Wednesday, 10 August 2016

Was Britpop Shit?

Today there is so much stuff in the news about the 20th anniversary of Oasis's gigs at Knebworth, that twenty years from now people will be asking not 'Were you at Knebworth?' but 'Where were you when you found out it was the twentieth anniversary of Knebworth?'. I was there. On the second night, so 20 years tomorrow, which means my 'Christ, I'm old' hasn't kicked in yet. Being there on the second night meant that I missed out on seeing The Prodigy and The Chemical Brothers but did get to see the 7,378th most memorable band of the 90s Dreadzone.

Here's what I remember about Knebworth. Me and my friend took a coach there which took a couple of hours, arrived at about midday and immediately found a spot where we stood for the next eleven hours.
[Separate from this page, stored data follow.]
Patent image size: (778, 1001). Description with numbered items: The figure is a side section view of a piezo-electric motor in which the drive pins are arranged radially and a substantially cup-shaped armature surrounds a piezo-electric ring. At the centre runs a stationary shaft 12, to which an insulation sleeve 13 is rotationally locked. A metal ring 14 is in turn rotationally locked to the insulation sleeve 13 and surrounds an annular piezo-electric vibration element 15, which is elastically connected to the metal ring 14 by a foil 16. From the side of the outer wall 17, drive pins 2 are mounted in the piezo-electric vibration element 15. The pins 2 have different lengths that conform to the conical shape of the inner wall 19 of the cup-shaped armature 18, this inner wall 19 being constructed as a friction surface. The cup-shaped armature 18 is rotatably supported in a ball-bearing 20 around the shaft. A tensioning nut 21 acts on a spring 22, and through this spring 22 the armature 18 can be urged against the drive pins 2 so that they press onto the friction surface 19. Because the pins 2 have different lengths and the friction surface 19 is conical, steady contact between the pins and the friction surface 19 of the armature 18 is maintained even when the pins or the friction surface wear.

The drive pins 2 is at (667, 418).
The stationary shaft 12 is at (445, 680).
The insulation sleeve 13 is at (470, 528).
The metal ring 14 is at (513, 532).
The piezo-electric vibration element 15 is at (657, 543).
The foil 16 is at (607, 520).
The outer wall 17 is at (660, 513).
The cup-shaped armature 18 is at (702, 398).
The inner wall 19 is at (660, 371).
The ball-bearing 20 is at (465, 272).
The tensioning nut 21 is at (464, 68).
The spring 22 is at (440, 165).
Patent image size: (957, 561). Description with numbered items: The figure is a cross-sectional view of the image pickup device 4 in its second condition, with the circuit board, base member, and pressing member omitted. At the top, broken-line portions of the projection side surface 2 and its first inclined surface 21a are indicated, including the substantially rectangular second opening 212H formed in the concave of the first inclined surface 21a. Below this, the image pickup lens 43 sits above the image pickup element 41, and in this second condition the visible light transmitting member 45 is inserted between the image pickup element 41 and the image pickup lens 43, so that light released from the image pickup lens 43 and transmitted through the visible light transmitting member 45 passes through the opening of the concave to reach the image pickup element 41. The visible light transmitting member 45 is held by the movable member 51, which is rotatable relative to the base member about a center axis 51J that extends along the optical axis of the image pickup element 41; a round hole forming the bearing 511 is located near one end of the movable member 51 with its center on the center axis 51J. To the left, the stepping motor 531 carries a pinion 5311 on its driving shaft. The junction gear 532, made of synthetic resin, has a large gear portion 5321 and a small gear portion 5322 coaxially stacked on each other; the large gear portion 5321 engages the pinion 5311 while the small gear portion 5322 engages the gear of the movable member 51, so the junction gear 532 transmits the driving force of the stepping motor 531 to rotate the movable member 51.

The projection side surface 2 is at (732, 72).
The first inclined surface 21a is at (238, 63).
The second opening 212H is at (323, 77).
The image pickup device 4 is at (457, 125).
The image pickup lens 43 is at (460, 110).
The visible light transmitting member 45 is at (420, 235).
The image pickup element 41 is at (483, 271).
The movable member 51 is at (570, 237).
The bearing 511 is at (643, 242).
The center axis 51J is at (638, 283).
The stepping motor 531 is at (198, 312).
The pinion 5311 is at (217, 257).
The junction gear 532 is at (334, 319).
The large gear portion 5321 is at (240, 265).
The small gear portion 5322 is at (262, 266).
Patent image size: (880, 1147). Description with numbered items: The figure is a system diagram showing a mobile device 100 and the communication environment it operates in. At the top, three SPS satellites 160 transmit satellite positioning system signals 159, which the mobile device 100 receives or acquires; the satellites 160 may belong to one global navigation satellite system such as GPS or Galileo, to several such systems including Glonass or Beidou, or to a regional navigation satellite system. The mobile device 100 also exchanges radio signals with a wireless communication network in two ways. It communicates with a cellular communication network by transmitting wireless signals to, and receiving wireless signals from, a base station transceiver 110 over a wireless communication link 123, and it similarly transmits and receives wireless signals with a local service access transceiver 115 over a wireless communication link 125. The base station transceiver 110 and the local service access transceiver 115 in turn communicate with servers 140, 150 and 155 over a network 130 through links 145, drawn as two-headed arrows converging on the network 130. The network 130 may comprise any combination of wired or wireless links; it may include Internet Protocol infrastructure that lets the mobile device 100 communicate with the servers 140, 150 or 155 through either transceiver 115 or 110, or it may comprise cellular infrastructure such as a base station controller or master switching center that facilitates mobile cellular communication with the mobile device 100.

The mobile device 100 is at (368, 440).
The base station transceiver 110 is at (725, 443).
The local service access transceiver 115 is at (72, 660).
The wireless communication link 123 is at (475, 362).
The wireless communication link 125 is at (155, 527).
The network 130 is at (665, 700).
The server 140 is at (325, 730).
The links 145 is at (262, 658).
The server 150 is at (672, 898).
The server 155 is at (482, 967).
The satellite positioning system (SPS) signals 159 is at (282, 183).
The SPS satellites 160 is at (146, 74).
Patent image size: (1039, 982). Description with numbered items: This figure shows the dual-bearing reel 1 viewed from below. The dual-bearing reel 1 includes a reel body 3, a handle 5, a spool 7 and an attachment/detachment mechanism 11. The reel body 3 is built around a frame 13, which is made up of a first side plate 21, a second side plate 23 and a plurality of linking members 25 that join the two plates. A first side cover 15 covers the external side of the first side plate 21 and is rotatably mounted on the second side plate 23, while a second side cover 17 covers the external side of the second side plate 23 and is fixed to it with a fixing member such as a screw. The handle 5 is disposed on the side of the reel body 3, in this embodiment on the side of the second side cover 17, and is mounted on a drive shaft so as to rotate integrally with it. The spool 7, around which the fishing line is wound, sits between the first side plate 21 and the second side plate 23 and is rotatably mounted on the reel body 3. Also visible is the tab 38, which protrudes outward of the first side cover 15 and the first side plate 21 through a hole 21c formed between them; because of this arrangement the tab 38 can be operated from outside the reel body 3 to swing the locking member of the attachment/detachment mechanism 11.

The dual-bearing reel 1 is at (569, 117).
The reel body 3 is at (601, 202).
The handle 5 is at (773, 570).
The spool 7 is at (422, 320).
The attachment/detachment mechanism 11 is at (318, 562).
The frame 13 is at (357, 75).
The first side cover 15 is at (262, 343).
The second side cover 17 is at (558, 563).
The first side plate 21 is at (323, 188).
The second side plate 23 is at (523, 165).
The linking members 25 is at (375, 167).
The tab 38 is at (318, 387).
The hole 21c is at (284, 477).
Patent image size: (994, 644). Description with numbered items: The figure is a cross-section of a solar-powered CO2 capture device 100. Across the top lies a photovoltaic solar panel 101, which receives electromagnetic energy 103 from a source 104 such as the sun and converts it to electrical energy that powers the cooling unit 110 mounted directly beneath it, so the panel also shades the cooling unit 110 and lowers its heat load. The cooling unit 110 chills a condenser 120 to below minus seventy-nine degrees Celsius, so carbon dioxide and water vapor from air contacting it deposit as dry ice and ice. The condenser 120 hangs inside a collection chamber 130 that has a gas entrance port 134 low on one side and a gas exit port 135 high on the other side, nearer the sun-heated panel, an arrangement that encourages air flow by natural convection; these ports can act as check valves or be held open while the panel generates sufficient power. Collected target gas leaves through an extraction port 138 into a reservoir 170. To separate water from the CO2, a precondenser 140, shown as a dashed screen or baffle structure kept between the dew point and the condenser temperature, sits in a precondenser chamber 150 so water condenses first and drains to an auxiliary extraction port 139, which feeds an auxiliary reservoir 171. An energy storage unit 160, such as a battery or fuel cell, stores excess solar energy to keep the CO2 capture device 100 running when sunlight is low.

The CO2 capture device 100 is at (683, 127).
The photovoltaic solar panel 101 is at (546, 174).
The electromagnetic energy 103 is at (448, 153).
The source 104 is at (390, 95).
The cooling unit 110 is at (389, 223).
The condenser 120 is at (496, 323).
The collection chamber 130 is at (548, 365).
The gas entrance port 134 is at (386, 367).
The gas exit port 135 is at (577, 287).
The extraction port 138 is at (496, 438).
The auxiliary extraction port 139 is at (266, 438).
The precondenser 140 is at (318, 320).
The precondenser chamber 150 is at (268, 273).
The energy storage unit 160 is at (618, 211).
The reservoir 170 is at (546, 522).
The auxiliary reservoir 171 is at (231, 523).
I am almost certain that I did not have a piss for the entire day. As someone who now urinates twice in an episode of Gogglebox, I can confirm that if I miss one thing about the 90s it is my bladder. I wish I'd got more done really. If I'd had known just how much of future decades were to be taken up by bodily functions, I might have written a couple of symphonies.

Was Britpop shit? Does anyone listen to Britpop anymore? I mean, does anyone ever stick on a Longpigs album? I fully signed up to Britpop. I bought the NME every week, I listened to Steve Lamaq, I bought that 7inch single which was just a recording of an argument between the Gallagher brothers, in the Blur vs Oasis singles battle I sat on the fence and bought one of each. Britpop just happened to coincide roughly with my pubescent need for a culture to join in with.

It feels to me like the last mono-culture of its sort. By 1996, being a British teenager and not liking either Blur or Oasis was unusual. It started as something vaguely alternative but ended up, until the Spice Girls, being almost entirely dominant. Britpop events like album releases or big gigs were regularly on the news. As a teenager, I felt like I was part of a movement comparable with the 60s. I wasn't was I? It was just some, mainly average guitar bands singing the sort of songs that Robbie Williams would go on to sing. If your mum will let you put a tape on in the car then it's not really an significant musical movement is it? It was safe and I don't mean 'safe' by its 90s meaning - I mean no one's mum was worried about them going to Knebworth because they'd already worked out that we were a generation of pussies.

I'm only really talking about my experience of Britpop really aren't I? I'm sure you were all doing crack with Dreadzone. But I really don't think there's been a British musical movement of its size since, nor one that was more disposable or entirely un-revolutionary ever.